Docking with the AutoDock Suite
Computational docking is widely used for study of protein-ligand interactions and for drug discovery and development. Typically the process starts with a target of known structure, such as a crystallographic structure of an enzyme of medicinal interest. Docking is then used to predict the bound conformation and binding free energy of small molecules to the target. Single docking experiments are useful for exploring the function of the target, and virtual screening, where a large library of compounds are docked and ranked, may be used to identify new inhibitors for drug development.

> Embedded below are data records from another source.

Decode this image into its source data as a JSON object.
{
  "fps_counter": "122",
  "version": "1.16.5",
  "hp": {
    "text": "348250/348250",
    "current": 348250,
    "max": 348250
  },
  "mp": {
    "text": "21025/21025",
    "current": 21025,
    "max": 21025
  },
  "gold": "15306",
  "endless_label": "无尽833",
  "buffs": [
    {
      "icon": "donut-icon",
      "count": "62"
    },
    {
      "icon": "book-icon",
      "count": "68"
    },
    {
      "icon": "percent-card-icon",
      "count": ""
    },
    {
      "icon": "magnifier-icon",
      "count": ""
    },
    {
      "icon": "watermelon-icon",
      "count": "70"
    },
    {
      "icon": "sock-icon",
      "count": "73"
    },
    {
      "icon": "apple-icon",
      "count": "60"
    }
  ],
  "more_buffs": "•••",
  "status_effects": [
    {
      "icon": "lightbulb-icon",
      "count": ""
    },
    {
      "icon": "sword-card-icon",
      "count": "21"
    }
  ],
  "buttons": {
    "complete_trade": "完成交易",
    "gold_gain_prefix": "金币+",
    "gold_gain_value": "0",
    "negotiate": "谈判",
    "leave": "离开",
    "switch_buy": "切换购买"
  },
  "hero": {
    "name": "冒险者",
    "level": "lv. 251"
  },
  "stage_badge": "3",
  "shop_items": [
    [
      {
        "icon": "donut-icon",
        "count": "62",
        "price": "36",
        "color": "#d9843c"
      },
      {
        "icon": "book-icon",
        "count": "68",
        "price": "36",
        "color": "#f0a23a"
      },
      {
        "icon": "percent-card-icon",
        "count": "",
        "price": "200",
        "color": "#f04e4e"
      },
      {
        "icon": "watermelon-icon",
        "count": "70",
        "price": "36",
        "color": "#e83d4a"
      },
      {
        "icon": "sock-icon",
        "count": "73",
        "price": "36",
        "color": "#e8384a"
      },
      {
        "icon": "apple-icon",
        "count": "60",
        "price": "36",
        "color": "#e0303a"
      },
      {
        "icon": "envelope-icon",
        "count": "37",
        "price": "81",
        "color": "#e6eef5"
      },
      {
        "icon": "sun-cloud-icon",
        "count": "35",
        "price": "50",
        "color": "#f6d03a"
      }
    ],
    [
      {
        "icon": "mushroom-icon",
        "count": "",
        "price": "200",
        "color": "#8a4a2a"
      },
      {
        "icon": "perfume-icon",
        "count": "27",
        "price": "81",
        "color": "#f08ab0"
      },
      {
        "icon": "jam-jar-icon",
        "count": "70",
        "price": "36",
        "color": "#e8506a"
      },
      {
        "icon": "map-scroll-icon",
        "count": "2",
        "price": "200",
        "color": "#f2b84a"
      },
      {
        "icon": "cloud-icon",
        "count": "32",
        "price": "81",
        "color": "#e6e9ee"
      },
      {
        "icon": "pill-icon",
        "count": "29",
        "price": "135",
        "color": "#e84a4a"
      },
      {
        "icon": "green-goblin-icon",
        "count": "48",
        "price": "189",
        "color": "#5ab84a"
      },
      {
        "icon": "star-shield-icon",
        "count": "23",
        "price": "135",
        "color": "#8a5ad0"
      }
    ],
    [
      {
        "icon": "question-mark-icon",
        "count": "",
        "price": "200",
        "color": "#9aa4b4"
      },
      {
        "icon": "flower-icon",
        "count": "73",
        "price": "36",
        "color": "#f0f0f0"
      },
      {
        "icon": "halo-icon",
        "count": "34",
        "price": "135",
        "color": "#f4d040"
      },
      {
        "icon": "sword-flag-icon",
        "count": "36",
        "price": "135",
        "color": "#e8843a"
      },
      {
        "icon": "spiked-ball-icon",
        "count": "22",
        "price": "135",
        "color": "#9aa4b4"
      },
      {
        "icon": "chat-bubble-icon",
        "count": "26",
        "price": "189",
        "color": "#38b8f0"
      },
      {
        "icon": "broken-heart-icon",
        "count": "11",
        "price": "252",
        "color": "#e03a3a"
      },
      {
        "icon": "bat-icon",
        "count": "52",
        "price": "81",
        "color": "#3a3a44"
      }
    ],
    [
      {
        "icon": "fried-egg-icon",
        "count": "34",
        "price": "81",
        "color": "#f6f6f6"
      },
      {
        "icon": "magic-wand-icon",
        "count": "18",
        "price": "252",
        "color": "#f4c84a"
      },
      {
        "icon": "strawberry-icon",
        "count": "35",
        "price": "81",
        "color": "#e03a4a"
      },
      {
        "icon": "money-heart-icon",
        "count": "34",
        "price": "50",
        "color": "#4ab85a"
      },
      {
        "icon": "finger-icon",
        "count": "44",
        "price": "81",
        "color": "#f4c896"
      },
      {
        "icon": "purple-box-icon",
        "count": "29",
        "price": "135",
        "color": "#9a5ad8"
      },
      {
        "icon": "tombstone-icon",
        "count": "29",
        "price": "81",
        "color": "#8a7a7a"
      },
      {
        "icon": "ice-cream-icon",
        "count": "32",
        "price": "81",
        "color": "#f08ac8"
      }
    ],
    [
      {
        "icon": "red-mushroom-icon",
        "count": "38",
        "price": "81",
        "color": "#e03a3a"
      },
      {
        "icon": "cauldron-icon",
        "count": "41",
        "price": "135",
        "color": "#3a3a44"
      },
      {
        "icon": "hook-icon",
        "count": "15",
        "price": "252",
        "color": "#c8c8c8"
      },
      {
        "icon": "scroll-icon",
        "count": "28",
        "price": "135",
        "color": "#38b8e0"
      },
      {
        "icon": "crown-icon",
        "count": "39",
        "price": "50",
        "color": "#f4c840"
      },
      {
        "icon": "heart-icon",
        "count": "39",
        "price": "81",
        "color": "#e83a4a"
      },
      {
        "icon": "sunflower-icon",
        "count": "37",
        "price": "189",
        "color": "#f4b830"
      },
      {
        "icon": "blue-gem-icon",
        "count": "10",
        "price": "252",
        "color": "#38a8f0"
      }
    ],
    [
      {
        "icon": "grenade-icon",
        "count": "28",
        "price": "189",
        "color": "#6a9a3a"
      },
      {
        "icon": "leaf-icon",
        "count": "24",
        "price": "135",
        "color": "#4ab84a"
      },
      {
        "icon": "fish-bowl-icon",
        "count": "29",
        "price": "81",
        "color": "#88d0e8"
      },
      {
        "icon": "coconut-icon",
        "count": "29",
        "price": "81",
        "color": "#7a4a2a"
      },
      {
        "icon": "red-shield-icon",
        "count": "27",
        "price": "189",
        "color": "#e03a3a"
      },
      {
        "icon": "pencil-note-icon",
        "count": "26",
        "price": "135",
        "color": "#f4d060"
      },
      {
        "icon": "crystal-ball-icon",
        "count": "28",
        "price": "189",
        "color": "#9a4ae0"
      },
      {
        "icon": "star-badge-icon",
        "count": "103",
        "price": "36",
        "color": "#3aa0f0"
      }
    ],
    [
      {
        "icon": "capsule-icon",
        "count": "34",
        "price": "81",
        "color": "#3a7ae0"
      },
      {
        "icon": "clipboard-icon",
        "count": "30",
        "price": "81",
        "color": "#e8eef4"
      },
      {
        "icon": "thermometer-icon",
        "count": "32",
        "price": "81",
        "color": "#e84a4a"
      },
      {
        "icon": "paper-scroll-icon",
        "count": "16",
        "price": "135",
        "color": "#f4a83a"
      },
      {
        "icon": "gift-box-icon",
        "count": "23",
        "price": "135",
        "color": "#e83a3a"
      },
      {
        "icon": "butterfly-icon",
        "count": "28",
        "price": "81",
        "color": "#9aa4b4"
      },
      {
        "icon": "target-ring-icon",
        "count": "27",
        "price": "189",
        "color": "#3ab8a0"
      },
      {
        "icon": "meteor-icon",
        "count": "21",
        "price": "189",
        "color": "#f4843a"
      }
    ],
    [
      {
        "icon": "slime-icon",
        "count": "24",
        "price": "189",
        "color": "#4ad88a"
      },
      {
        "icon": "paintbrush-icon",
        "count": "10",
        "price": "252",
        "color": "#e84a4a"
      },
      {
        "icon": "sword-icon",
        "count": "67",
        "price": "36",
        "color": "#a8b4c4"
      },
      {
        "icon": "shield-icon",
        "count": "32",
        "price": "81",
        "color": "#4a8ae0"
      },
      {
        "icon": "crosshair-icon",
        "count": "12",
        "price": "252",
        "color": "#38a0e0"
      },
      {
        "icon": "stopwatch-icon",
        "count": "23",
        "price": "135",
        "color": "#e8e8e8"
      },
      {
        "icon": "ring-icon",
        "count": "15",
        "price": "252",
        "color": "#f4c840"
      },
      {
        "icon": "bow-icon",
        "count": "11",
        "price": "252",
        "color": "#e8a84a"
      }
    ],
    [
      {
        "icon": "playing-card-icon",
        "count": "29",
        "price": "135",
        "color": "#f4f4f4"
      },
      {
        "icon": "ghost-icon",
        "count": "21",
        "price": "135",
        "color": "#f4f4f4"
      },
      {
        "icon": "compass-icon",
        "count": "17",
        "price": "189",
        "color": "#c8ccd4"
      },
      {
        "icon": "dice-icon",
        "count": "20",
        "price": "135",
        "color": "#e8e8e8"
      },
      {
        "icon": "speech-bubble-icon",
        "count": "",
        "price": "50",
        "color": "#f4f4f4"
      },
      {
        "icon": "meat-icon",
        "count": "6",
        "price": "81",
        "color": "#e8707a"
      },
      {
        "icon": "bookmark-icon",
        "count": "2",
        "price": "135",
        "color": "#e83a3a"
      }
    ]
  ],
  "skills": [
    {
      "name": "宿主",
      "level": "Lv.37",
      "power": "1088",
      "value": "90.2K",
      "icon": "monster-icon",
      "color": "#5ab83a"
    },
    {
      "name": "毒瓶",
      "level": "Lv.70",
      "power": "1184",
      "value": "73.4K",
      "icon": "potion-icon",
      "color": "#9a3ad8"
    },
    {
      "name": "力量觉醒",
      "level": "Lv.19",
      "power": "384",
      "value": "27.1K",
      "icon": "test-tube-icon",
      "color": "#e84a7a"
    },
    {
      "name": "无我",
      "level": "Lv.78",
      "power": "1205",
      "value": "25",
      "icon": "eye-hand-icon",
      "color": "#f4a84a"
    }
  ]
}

AutoDock is a suite of free open–source software for the computational docking and virtual screening of small molecules to macromolecular receptors. The suite currently includes several complementary tools:
Computational Docking Software
Autodock4 is a computational docking program based on an empirical free energy force field and rapid Lamarckian genetic algorithm search method. It is effective for general-purpose docking of ligands to biomolecular targets and virtual screening, and specialized functions are available for prediction of covalent ligand complexes, ligands with flexible rings, explicit hydration, and metalloprotein targets.
AutoDock Vina is a turnkey computational docking program based on a simple scoring function and rapid gradient-optimization conformational search. It is fast and effective for docking of drug-like ligands to protein targets.
AutoDockFR is a computational docking program with flexible protein targets, including sidechain motion and induced fit.